Bravi ed egualmente meritevoli i comprimari: Giovanni Bellavia (un araldo), Nicolò Ceriani (Montano), Romano Dal Zovo (Ludovico), Alessia Nadin (Emilia) e Francesco Pittari (Rodrigo).
Maestoso, superbo e sempre all’altezza il coro areniano diretto da Vito Lombardi.
Fantasiosa la regia di Francesco Micheli ripresa da Giorgia Guerra, seppure con qualche scelta opinabile, per esempio quella dei demoni che compaiono nelle scene più drammatiche a distrarre il pathos, più che ad intensificarlo; ma, opinabile tra tutte, quella della “resurrezione dei morti” finale. Ci sembra un voler forzare la mano alla filologia del testo. Anche se, a soluzioni simili, abbiamo già assistito sia in “Romeo e Giulietta”, che nel “Don Giovanni” mozartiano.

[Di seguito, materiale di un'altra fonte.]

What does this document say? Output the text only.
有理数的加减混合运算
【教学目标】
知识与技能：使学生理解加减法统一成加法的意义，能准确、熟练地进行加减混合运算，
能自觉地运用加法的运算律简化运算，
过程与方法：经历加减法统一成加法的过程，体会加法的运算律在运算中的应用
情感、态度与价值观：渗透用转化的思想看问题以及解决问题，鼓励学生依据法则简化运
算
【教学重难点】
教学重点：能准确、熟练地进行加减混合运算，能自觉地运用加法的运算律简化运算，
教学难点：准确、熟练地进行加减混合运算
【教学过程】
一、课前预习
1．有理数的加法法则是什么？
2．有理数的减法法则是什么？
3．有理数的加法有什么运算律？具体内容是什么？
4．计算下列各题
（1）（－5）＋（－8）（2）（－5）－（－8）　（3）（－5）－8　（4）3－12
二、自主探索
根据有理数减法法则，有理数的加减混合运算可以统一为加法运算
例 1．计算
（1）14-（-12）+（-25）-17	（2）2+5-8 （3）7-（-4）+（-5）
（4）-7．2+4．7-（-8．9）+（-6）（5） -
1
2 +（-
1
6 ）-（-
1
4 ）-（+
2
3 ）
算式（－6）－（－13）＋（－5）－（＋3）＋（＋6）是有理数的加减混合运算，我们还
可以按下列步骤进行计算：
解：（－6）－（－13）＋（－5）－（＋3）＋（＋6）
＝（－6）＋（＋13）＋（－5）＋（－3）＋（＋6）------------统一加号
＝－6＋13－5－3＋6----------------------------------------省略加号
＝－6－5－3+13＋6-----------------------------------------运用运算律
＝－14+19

Antonino Fogliani dirige l’orchestra della Fondazione Arena di Verona con riconosciuto talento, mettendoci passione; al punto che in certi passaggi le sonorità orchestrali adombravano il canto.
Complessivamente spettacolo di buon livello, molto gradito dal pubblico che non ha risparmiato sottolineature di gradimento a scena aperta e nelle prolungate, calorose ovazioni finali, alle quali di buon grado ci siamo uniti.